Uploaded image for project: 'MariaDB Server'
  1. MariaDB Server
  2. MDEV-18673

max_statement_time does not work for COMMIT in Galera cluster

Details

    • Bug
    • Status: Closed (View Workflow)
    • Major
    • Resolution: Not a Bug
    • 10.1.37, 10.2.23
    • N/A
    • Galera
    • None

    Description

      Normally max_statement_time setting work for statements in Galera cluster (statement is killed when it runs too long).

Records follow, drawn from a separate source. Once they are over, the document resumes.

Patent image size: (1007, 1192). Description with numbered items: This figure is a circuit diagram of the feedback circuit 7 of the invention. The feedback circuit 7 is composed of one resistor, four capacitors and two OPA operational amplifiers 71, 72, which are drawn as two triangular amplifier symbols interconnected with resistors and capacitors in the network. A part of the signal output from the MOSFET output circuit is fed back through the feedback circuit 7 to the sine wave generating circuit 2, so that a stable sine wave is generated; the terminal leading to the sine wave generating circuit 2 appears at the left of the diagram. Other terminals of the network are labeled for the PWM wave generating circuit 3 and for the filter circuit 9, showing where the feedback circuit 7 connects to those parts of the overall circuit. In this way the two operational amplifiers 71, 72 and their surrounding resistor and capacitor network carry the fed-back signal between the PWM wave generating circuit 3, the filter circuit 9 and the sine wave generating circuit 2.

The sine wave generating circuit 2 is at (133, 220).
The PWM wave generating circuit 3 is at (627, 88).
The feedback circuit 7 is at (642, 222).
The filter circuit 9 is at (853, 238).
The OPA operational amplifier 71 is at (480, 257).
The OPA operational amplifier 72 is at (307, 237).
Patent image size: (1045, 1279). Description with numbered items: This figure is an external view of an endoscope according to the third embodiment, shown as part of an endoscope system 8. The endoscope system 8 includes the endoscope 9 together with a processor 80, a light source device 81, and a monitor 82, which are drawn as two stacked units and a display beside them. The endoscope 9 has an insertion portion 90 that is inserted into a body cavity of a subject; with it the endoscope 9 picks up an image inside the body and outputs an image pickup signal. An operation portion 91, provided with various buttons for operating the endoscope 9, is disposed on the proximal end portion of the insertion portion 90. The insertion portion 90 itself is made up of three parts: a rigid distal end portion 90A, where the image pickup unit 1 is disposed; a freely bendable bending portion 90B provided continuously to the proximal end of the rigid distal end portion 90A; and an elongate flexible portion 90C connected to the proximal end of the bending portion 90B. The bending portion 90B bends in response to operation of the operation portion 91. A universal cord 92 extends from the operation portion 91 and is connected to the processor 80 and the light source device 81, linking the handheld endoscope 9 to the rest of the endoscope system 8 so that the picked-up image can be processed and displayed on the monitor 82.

      Consider 2 nodes cluster and big enough table (without primary key) created and filled with data like this:

      MariaDB [test]> show create table t1\G
      *************************** 1. row ***************************
      Table: t1
      Create Table: CREATE TABLE `t1` (
      `id` int(11) NOT NULL AUTO_INCREMENT,
      `val` int(11) DEFAULT NULL,
      PRIMARY KEY (`id`)
      ) ENGINE=InnoDB AUTO_INCREMENT=3054 DEFAULT CHARSET=latin1
      1 row in set (0.00 sec)
       
      MariaDB [test]> create table tbig(c1 int, c2 char(200)) engine=InnoDB;
      Query OK, 0 rows affected (0.30 sec)
       
      MariaDB [test]> insert into tbig values (1, repeat('a', 200)), (2, repeat('b',200));
      Query OK, 2 rows affected (0.13 sec)
      Records: 2 Duplicates: 0 Warnings: 0
       
      MariaDB [test]> insert into tbig select * from tbig;
      Query OK, 2 rows affected (0.09 sec)
      Records: 2 Duplicates: 0 Warnings: 0
       
      ...
       
      MariaDB [test]> insert into tbig select * from tbig;
      Query OK, 524288 rows affected (21.87 sec)
      Records: 524288 Duplicates: 0 Warnings: 0
      

      When we run INSERT ... SELECT we can make sure it does not run too long:

      MariaDB [test]> show variables like 'gtid%';
      +------------------------+---------+
      | Variable_name          | Value   |
      +------------------------+---------+
      | gtid_binlog_pos        | 0-10-25 |
      | gtid_binlog_state      | 0-10-25 |
      | gtid_current_pos       | 0-10-25 |
      | gtid_domain_id         | 0       |
      | gtid_ignore_duplicates | OFF     |
      | gtid_seq_no            | 0       |
      | gtid_slave_pos         |         |
      | gtid_strict_mode       | OFF     |
      +------------------------+---------+
      8 rows in set (0.00 sec)
       
      MariaDB [test]> set statement max_statement_time=5 for insert into tbig select * from tbig limit 1000;
      Query OK, 1000 rows affected (0.14 sec)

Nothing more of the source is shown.